Nach Ihrer Spielerkarriere wurden Sie Trainer. Mit mässigem Erfolg.
Das stimmt so nicht ganz. Mit Naters bin ich in die Nati B aufgestiegen. Das war eine spezielle Erfahrung.
Warum?
Ich war ja von GC und der Nati professionelle Strukturen gewohnt, doch in Naters war alles anders. Der Präsident sagte mir vor der Vertragsunterzeichnung, dass ich während der Fasnacht tolerant sein müsse und dass ich auch sonst den Spielern Freiheiten lassen müsse, damit sie im legendären Ornavasso gelegentlich feiern dürften.
Wie schwer fiel Ihnen das?
Das zu akzeptieren, war meine grösste Herausforderung, doch es gelang mir. Die Spieler waren alles Amateure, die Freiheit brauchten. Doch auf dem Platz zerrissen sie sich. Das war beeindruckend.
Ende 1998 wurden Sie dann gar für ein paar Monate Sion-Trainer.
Ich war zuerst der Assistent von Jochen Dries. Doch als er entlassen wurde, übernahm ich. Es war eine schwierige Zeit, mit vielen Problemen. In jedem Training kamen Spieler zu mir und erzählten, dass sie den Lohn noch nicht erhalten hätten. Wenn wir jeweils im Bus zu den Auswärtsspielen unterwegs waren, fuhr der Bus erst los, wenn wir ihn im Vorfeld cash bezahlt hatten. Auch ich musste damals regelmässig um meinen Lohn kämpfen.
Ist es Zufall, dass Sie nach Ihrem Sion-Rauswurf im März 1999 nie mehr als Trainer arbeiteten?
Nein, ich fragte mich da: Charly, willst du dir das noch antun? Willst du ständig kritisiert werden? Möchtest du, dass die Schulkollegen deiner Kinder ständig zu ihnen sagen: «Dein Vater hat nächste Woche keinen Job mehr»?
Ihre Antwort war nein.
Ich bog deshalb in die Privatwirtschaft ab und arbeitete während über 20 Jahren als Verkaufsberater für eine Firma, die medizinisches Verbandsmaterial herstellt.
Hatten Sie kein Problem damit, plötzlich wieder ein normaler Arbeiter zu sein?

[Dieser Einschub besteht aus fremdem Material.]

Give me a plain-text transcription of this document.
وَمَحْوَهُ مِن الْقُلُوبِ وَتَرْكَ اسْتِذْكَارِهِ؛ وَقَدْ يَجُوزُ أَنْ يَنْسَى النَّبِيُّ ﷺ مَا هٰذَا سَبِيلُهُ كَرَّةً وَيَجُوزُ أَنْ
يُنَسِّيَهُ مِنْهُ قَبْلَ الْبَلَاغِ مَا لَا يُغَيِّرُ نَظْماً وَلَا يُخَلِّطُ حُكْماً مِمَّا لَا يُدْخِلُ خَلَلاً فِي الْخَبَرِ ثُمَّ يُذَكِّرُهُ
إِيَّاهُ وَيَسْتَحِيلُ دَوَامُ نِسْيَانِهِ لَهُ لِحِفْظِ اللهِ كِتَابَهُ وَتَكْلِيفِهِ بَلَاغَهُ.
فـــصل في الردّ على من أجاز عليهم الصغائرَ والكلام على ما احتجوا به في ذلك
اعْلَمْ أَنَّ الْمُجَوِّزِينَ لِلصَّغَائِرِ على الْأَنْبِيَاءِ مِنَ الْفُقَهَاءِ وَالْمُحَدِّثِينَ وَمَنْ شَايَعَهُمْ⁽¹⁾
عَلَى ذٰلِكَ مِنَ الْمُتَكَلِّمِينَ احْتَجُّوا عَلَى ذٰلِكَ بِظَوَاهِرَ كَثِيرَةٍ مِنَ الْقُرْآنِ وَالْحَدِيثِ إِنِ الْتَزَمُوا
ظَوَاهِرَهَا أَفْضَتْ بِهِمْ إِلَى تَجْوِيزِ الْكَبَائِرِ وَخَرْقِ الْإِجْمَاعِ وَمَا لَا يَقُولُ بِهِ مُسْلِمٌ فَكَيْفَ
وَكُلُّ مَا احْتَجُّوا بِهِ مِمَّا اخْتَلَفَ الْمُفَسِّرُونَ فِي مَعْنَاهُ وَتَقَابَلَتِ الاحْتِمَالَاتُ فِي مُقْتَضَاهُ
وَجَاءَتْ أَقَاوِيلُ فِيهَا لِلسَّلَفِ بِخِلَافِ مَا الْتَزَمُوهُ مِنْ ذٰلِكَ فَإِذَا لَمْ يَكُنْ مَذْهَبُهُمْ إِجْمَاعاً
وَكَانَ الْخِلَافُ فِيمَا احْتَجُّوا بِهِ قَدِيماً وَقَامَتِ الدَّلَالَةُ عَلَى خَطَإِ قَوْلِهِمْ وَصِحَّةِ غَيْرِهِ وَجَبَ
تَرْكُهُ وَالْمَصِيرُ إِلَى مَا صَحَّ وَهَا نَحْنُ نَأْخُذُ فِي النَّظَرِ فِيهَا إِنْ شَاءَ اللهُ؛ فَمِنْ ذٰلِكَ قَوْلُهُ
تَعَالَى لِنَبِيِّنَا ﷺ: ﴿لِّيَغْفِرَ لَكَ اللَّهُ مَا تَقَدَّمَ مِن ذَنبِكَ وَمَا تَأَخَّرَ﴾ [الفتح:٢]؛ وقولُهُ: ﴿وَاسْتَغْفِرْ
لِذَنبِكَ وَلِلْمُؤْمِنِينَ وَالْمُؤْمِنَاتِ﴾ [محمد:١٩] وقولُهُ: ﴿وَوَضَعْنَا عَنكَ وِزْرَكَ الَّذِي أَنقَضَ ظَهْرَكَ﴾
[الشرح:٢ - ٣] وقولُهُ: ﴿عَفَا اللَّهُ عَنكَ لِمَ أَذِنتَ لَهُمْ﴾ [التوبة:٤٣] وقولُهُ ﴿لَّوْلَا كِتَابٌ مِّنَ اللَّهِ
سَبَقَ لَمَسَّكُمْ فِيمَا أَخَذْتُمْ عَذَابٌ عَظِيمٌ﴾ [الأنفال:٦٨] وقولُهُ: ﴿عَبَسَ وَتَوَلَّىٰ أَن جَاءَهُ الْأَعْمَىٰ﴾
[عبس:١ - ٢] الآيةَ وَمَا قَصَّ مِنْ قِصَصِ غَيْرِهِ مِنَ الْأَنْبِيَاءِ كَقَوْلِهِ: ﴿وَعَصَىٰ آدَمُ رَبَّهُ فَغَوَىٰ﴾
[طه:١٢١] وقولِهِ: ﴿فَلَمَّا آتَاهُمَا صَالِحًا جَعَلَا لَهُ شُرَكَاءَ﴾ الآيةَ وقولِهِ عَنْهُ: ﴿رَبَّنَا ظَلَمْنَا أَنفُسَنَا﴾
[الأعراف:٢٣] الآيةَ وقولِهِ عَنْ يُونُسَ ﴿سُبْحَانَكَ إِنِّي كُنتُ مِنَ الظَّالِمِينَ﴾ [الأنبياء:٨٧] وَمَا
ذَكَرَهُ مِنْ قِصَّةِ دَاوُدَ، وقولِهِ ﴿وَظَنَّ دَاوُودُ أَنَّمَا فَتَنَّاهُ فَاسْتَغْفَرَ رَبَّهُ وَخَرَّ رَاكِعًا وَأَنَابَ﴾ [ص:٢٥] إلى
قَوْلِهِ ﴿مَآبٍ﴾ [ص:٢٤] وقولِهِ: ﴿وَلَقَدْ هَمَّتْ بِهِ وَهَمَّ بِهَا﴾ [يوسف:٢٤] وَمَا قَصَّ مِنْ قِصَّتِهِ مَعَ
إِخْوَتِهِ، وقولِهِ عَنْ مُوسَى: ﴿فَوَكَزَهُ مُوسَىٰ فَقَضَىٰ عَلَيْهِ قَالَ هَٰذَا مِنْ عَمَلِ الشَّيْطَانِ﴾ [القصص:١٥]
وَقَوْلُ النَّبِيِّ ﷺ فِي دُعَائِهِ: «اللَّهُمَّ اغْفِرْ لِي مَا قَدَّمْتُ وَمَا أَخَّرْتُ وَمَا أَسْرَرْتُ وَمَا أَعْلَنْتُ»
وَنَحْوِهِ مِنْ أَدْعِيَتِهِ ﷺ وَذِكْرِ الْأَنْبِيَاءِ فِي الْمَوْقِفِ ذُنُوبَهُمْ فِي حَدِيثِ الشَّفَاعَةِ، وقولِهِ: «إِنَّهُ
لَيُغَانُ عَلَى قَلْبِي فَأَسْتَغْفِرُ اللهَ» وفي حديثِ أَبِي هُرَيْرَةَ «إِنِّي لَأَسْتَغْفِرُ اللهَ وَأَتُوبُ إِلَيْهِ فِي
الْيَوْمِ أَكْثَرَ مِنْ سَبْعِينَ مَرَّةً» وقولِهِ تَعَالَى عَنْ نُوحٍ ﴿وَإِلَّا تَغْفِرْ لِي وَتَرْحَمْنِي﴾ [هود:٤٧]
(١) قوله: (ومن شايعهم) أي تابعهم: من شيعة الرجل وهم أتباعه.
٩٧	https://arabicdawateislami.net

Nein, ich weiss zwar, dass ich für viele eine Legende bin, aber ich fühlte mich nie als etwas Besseres. Ich war halt Fussballprofi, na und. Für mich war das nie etwas Besonderes. Deshalb fiel es mir nicht schwer, einem normalen Job nachzugehen.
2021 liessen Sie sich pensionieren. Wie sieht Ihr Leben heute aus?
Ich habe mit meiner zweiten Ehefrau einen Hund und bin fünffacher Grossvater. Ich geniesse es, zu spazieren, zu wandern, zu biken.
Sie wohnen nur wenige Kilometer vom Tourbillon entfernt. Wie oft schauen Sie sich dort Spiele an?
Seit ich 1998 entlassen wurde, war ich nie mehr dort. Und solange CC dort noch das Sagen hat, wird man mich dort auch nicht sehen, denn sein Umgang mit den Spielern und seine Politik, die er betreibt, kann ich nicht akzeptieren.